Auto rast in Menschenmenge Volkmarsen ringt nach Rosenmontags-Schock um Normalität

Volkmarsen · Ein Auto rast in Nordhessen offenbar absichtlich in eine Menge – über das Motiv wird weiter gerätselt. Am Karnevalsdienstag wird vielerorts dennoch gefeiert.

 Blick auf das Auto, das im hessischen Volkmarsen in einen Rosenmontagsumzug gefahren ist. Dutzende Menschen wurden verletzt.

Blick auf das Auto, das im hessischen Volkmarsen in einen Rosenmontagsumzug gefahren ist. Dutzende Menschen wurden verletzt.

Foto: dpa/Uwe Zucchi

Der Wind zerrt an den Planen, die den Tatort in Volkmarsen vor Blicken abschirmen sollen. Überall im Ortskern stehen noch Polizeiwagen. Einsatzkräfte sind an diesem Dienstagmorgen kaum auf der Straße – ebenso wie Bewohner. Einen Tag nach dem Vorfall, bei dem ein Auto beim Rosenmontagzug in eine feiernde Menschenmenge raste, ist die Kleinstadt weit entfernt von Normalität.
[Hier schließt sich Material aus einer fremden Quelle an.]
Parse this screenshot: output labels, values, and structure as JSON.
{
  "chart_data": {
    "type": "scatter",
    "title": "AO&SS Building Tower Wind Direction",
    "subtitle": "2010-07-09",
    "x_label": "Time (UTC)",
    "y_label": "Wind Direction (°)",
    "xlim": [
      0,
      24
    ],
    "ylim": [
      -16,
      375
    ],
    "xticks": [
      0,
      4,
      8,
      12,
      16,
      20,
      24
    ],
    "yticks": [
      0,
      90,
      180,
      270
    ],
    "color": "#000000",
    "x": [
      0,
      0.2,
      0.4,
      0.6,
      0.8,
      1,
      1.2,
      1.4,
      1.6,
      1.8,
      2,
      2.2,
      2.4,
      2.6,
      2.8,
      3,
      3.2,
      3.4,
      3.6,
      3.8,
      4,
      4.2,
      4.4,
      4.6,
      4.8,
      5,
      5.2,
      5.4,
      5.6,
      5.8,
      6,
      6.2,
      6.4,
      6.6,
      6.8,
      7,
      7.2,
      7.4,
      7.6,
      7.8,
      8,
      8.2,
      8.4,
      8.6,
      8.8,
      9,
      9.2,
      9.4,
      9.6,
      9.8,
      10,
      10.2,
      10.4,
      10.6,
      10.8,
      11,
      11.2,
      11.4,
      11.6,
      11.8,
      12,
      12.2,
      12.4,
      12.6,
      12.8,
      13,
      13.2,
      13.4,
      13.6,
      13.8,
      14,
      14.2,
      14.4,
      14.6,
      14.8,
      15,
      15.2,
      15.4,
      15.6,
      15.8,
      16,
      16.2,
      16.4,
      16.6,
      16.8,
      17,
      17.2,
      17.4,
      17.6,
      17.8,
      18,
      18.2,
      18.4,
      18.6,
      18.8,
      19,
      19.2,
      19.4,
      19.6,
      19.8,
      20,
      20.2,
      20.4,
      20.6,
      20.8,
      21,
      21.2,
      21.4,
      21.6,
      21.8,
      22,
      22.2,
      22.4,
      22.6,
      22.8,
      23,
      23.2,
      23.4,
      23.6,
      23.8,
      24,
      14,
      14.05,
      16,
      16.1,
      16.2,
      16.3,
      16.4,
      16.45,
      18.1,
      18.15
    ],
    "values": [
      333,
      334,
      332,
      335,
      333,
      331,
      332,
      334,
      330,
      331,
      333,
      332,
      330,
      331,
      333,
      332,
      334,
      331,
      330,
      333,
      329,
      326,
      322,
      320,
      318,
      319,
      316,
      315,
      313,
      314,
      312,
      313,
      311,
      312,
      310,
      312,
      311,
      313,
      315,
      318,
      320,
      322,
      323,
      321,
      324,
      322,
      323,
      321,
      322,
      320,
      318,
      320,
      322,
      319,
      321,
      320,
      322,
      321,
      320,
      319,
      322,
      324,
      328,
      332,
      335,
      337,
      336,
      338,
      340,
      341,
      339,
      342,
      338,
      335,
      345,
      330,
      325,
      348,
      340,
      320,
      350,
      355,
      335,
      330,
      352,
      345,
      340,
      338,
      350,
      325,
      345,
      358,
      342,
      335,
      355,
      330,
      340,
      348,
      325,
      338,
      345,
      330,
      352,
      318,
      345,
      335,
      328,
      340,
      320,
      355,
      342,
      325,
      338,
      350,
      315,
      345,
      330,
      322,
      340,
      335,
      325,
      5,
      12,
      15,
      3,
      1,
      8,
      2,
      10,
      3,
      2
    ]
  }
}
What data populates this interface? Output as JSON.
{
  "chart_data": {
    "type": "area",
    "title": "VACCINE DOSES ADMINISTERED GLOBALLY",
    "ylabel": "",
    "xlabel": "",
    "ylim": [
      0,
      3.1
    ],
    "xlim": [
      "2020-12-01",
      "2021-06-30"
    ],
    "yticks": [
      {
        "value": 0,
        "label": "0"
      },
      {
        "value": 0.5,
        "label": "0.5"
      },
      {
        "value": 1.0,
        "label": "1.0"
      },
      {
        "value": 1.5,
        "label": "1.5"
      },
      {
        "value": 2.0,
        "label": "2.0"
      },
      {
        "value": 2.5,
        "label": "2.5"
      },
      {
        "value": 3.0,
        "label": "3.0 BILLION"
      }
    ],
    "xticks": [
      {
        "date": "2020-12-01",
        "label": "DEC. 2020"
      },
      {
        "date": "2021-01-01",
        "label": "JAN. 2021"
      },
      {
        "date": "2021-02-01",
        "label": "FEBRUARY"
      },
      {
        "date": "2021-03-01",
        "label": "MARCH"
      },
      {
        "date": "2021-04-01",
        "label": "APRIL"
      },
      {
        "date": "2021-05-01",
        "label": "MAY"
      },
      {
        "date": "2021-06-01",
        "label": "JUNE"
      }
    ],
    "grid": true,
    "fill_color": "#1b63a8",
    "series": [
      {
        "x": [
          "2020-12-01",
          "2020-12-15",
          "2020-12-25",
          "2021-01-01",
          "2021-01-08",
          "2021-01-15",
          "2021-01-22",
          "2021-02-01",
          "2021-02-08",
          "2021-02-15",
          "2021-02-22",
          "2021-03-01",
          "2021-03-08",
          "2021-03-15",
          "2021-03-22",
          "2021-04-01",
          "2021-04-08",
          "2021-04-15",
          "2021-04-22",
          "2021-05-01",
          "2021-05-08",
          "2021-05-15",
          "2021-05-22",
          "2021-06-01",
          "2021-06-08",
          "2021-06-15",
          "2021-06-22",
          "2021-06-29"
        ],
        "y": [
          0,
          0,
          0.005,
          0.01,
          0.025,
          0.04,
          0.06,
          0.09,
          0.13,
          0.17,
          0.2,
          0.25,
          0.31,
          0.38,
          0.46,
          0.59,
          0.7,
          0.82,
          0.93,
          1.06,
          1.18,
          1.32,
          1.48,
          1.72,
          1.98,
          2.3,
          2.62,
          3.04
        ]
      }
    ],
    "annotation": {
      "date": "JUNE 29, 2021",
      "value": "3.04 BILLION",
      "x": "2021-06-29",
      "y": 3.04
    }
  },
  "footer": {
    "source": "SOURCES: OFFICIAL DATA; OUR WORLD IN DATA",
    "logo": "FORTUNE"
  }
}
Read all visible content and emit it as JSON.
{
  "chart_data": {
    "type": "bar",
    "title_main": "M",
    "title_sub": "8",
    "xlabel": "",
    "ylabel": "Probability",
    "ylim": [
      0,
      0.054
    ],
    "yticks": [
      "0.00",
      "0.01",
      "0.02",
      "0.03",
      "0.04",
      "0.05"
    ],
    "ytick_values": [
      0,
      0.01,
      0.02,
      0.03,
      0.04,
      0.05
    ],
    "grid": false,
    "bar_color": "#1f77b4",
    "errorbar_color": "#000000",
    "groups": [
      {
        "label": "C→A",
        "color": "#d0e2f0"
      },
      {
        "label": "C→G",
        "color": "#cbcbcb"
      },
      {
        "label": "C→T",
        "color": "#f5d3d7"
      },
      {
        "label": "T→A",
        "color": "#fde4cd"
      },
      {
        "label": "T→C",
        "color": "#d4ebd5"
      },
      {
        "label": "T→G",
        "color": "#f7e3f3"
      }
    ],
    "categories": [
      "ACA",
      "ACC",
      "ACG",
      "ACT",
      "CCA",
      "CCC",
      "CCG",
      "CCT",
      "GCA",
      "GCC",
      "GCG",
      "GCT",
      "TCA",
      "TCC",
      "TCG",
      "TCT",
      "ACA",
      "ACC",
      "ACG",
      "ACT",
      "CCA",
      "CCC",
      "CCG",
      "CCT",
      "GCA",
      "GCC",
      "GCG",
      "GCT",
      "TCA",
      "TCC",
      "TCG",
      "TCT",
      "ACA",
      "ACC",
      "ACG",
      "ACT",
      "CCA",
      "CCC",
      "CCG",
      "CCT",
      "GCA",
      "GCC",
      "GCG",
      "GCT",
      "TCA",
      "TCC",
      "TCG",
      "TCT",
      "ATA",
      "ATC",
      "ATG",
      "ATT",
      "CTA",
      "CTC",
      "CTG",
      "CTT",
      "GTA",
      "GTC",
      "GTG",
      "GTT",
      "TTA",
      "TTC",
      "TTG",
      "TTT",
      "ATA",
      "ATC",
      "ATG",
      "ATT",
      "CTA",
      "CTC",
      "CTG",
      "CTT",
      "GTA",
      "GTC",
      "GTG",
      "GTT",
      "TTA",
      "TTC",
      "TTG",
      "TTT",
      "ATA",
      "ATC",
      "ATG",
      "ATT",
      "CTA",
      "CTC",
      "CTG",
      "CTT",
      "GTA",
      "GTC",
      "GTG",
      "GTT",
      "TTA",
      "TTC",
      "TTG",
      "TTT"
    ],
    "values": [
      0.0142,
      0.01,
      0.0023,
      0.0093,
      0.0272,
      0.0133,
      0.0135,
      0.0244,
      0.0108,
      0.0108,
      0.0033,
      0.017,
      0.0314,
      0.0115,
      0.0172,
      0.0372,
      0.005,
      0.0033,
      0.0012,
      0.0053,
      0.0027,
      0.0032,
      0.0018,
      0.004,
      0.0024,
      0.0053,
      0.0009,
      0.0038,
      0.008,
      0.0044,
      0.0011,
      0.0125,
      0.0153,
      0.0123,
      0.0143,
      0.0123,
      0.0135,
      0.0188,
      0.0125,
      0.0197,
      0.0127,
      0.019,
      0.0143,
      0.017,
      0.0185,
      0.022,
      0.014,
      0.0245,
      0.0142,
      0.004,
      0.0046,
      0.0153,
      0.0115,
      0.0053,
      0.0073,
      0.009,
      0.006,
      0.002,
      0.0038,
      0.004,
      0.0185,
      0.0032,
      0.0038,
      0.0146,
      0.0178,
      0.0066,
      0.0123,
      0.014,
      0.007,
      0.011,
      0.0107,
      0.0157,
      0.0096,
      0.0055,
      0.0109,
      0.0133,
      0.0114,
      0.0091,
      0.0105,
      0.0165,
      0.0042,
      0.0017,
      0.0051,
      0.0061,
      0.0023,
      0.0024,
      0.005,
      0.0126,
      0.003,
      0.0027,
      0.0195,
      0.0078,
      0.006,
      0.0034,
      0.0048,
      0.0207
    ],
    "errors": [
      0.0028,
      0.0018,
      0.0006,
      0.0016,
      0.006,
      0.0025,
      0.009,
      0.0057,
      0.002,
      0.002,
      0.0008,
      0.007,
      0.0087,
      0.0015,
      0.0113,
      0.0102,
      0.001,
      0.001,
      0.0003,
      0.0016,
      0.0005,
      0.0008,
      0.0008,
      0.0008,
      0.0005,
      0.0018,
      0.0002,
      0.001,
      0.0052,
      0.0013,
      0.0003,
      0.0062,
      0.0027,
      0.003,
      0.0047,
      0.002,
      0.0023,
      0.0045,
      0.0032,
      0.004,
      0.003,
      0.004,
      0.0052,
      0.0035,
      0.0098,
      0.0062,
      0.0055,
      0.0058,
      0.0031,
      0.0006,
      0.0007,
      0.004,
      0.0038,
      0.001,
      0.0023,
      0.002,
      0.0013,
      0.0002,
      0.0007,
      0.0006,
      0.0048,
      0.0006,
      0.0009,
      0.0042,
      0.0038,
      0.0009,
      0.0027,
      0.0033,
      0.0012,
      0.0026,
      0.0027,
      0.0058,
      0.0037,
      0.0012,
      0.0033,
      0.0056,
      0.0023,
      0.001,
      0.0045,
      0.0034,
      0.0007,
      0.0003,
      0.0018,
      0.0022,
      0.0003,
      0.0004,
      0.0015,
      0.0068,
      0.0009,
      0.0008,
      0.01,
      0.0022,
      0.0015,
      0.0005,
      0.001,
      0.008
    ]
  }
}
Am Steuer saß ein 29 Jahre alter deutscher Staatsbürger, der aus Volkmarsen kommt. Er sitzt mittlerweile in Untersuchungshaft. Die Generalstaatsanwaltschaft wirft ihm versuchten Mord, gefährliche Körperverletzung und gefährlichen Eingriff in den Straßenverkehr vor. Sein Motiv ist auch am Dienstag noch unklar. Der Mann war nicht alkoholisiert, sagt die Generalstaatsanwaltschaft Frankfurt. Ob er unter Drogeneinfluss gestanden habe, stehe noch nicht fest. Bislang sei der Mann nicht vernehmungsfähig. Die Zahl der Verletzten steigt bis zum frühen Nachmittag auf fast 60. Am Dienstagmittag befinden sich noch 35 Menschen in stationärer Behandlung, wie die Polizei in Kassel mitteilt. Die Zahl der verletzten Kinder liege bei 18, das jüngste sei drei Jahre alt. Wie stark die Kinder verletzt sind, ist zunächst unklar.

Ein sogenanntes Gaffervideo hat am Montag zu einer zweiten Festnahme geführt. Ein Sprecher der Generalstaatsanwaltschaft sagt, gegen den Festgenommenen werde wegen „Verletzung des höchstpersönlichen Lebensbereichs durch Filmaufnahmen“ ermittelt. Ob es darüber hinaus einen Zusammenhang zu dem Vorfall gegeben habe, müsse ermittelt werden.

Erst vergangene Woche hat der mutmaßlich rassistische Anschlag in Hanau die Menschen erschüttert. Ein 43 Jahre alter Deutscher erschoss in der Nacht auf Donnerstag neun Menschen mit ausländischen Wurzeln. Der Sportschütze soll auch seine 72 Jahre alte Mutter und sich selbst getötet haben.

Taten wie in Volkmarsen und in Hanau beträfen massiv das grundlegende Sicherheitsgefühl der Menschen, sagt der Essener Angstexperte Christian Lüdke. Es entstehe jeweils ein neuer Fokus, auf den sich Aufmerksamkeit und Angst ausrichteten. Dies sei aber nur vorübergehend. Und sollte niemanden abhalten, „genau die Dinge zu tun, die wir geplant haben, mit den Kindern rausgehen, zum Umzug gehen oder zu einem Konzert“, wie Lüdke sagt.

Soll man trotz der schrecklichen Bilder aus Volkmarsen feiern? Diese Frage treibt am Faschingsdienstag Sicherheitsbehörden und Veranstalter in Hessen um. Am Vormittag entscheidet das Innenministerium, die Umzüge können starten. Es gebe keine konkreten Hinweise darauf, dass sich die Gefährdungslage erhöht habe. In einigen Städten gibt es Absagen, in anderen herrscht buntes Treiben wie geplant. Am frühen Nachmittag setzt sich der traditionelle Umzug im Frankfurter Stadtteil Heddernheim („Klaa Paris“) in Bewegung. „Wir lassen uns in dieser Stadt von nichts und niemandem einschüchtern“, ruft Oberbürgermeister Peter Feldmann (SPD) den Narren zu.